L’objectif c’est aussi de réfléchir sur la mixité sociale à l’école. « On travaille avec les associations de parents pour qu’elles apprennent à leurs membres ce que sont les parents des familles pauvres. Sur ce terrain l’Apel est en avance. Elle propose déjà un guide. Il y a aussi les communes qui refusent de scolariser des enfants, Roms ou gens du voyage. Une situation inadmissible ».

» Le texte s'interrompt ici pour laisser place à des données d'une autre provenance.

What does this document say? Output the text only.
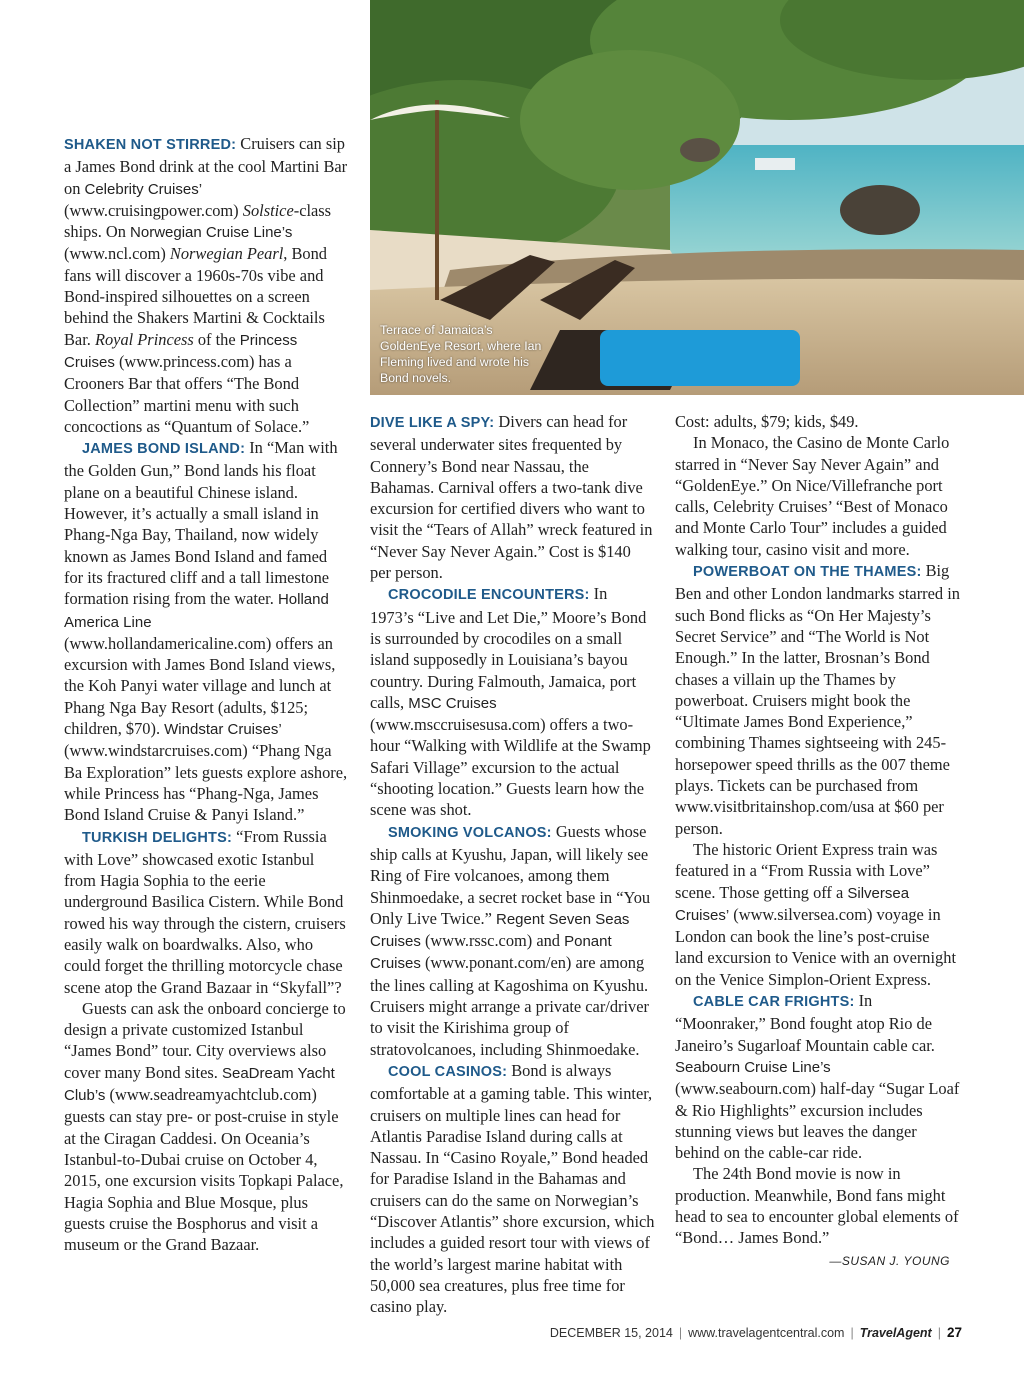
Terrace of Jamaica’s GoldenEye Resort, where Ian Fleming lived and wrote his Bond novels.

SHAKEN NOT STIRRED: Cruisers can sip a James Bond drink at the cool Martini Bar on Celebrity Cruises’ (www.cruisingpower.com) Solstice-class ships. On Norwegian Cruise Line’s (www.ncl.com) Norwegian Pearl, Bond fans will discover a 1960s-70s vibe and Bond-inspired silhouettes on a screen behind the Shakers Martini & Cocktails Bar. Royal Princess of the Princess Cruises (www.princess.com) has a Crooners Bar that offers “The Bond Collection” martini menu with such concoctions as “Quantum of Solace.”

JAMES BOND ISLAND: In “Man with the Golden Gun,” Bond lands his float plane on a beautiful Chinese island. However, it’s actually a small island in Phang-Nga Bay, Thailand, now widely known as James Bond Island and famed for its fractured cliff and a tall limestone formation rising from the water. Holland America Line (www.hollandamericaline.com) offers an excursion with James Bond Island views, the Koh Panyi water village and lunch at Phang Nga Bay Resort (adults, $125; children, $70). Windstar Cruises’ (www.windstarcruises.com) “Phang Nga Ba Exploration” lets guests explore ashore, while Princess has “Phang-Nga, James Bond Island Cruise & Panyi Island.”

TURKISH DELIGHTS: “From Russia with Love” showcased exotic Istanbul from Hagia Sophia to the eerie underground Basilica Cistern. While Bond rowed his way through the cistern, cruisers easily walk on boardwalks. Also, who could forget the thrilling motorcycle chase scene atop the Grand Bazaar in “Skyfall”?

Guests can ask the onboard concierge to design a private customized Istanbul “James Bond” tour. City overviews also cover many Bond sites. SeaDream Yacht Club’s (www.seadreamyachtclub.com) guests can stay pre- or post-cruise in style at the Ciragan Caddesi. On Oceania’s Istanbul-to-Dubai cruise on October 4, 2015, one excursion visits Topkapi Palace, Hagia Sophia and Blue Mosque, plus guests cruise the Bosphorus and visit a museum or the Grand Bazaar.

DIVE LIKE A SPY: Divers can head for several underwater sites frequented by Connery’s Bond near Nassau, the Bahamas. Carnival offers a two-tank dive excursion for certified divers who want to visit the “Tears of Allah” wreck featured in “Never Say Never Again.” Cost is $140 per person.

CROCODILE ENCOUNTERS: In 1973’s “Live and Let Die,” Moore’s Bond is surrounded by crocodiles on a small island supposedly in Louisiana’s bayou country. During Falmouth, Jamaica, port calls, MSC Cruises (www.msccruisesusa.com) offers a two-hour “Walking with Wildlife at the Swamp Safari Village” excursion to the actual “shooting location.” Guests learn how the scene was shot.

SMOKING VOLCANOS: Guests whose ship calls at Kyushu, Japan, will likely see Ring of Fire volcanoes, among them Shinmoedake, a secret rocket base in “You Only Live Twice.” Regent Seven Seas Cruises (www.rssc.com) and Ponant Cruises (www.ponant.com/en) are among the lines calling at Kagoshima on Kyushu. Cruisers might arrange a private car/driver to visit the Kirishima group of stratovolcanoes, including Shinmoedake.

COOL CASINOS: Bond is always comfortable at a gaming table. This winter, cruisers on multiple lines can head for Atlantis Paradise Island during calls at Nassau. In “Casino Royale,” Bond headed for Paradise Island in the Bahamas and cruisers can do the same on Norwegian’s “Discover Atlantis” shore excursion, which includes a guided resort tour with views of the world’s largest marine habitat with 50,000 sea creatures, plus free time for casino play.

Cost: adults, $79; kids, $49.

In Monaco, the Casino de Monte Carlo starred in “Never Say Never Again” and “GoldenEye.” On Nice/Villefranche port calls, Celebrity Cruises’ “Best of Monaco and Monte Carlo Tour” includes a guided walking tour, casino visit and more.

POWERBOAT ON THE THAMES: Big Ben and other London landmarks starred in such Bond flicks as “On Her Majesty’s Secret Service” and “The World is Not Enough.” In the latter, Brosnan’s Bond chases a villain up the Thames by powerboat. Cruisers might book the “Ultimate James Bond Experience,” combining Thames sightseeing with 245-horsepower speed thrills as the 007 theme plays. Tickets can be purchased from www.visitbritainshop.com/usa at $60 per person.

The historic Orient Express train was featured in a “From Russia with Love” scene. Those getting off a Silversea Cruises’ (www.silversea.com) voyage in London can book the line’s post-cruise land excursion to Venice with an overnight on the Venice Simplon-Orient Express.

CABLE CAR FRIGHTS: In “Moonraker,” Bond fought atop Rio de Janeiro’s Sugarloaf Mountain cable car. Seabourn Cruise Line’s (www.seabourn.com) half-day “Sugar Loaf & Rio Highlights” excursion includes stunning views but leaves the danger behind on the cable-car ride.

The 24th Bond movie is now in production. Meanwhile, Bond fans might head to sea to encounter global elements of “Bond… James Bond.”

—SUSAN J. YOUNG
DECEMBER 15, 2014 | www.travelagentcentral.com | TravelAgent | 27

« Il faut que les Français comprennent que la mixité sociale à l’école c’est leur intérêt », continue MA Grard. « Non seulement les enfants favorisés ne vont pas voir baisser leur niveau mais ils vont apprendre des choses utiles pour leur avenir ». Pour cela il faut un gros travail qui passe par la découverte des familles populaires. « Les parents ne les connaissent pas. Mais les enseignants non plus. Ils découvrent tardivement ces familles. Et ils font des erreurs. Pourtant, elles sont si attachées à l’Ecole et elles y mettent tellement d’espoir », dit MA Grard. « Elles veulent que leurs enfants réussissent à l’école. Or elles observent les progrès de la médicalisation dans les réponses de l’institution scolaire. On pousse vers le handicap les enfants à qui on ne sait pas enseigner ».
Des recommandations à la mi mai
La section éducation du CESE devrait publier son rapport vers la mi mai, au même moment que le rapport Delahaye sur la grande pauvreté. « On fera des préconisations », promet AM Grard. « On demandera une formation pour les enseignants à l’accueil des enfants des familles défavorisées. Il faudra aussi qu’ils apprennent comment dialoguer avec els familles du milieu populaire. Quand l’élève voit que le srelations sont bonnes entre l’école et la maison alors tout va bien. On demandera aussi un cadrage pédagogique. Toutes les pédagogies ne se valent pas », dit MA Grard. Les préconisations devraient aller dans le sens du référentiel de l’éducation prioritaire ». Elle verrait bien une formation des enseignants aux pratiques de l’école Montessori. « »Montessori apprend aux enseignants à se positionner devant les élèves », dit-elle. « Il va falloir aussi apprendre aux enseignants à faire de l’analyse de pratiques ». Toutes ces recommandations devraient être publiées avec le rapport que prépare JP Delahaye.
Soutenu par le Cese et le ministère, ATD arrivera-t-il à percer les murailles de l’indifférence ? La persistance de 150 000 sorties sans qualification chaque année, la masterisation qui éloigne les futurs enseignants des classes populaires, la ségrégation urbaine, tout cela donne à penser qu’il y faudra beaucoup de foi. Mais le mot ne fait pas peur à ATD quart Monde.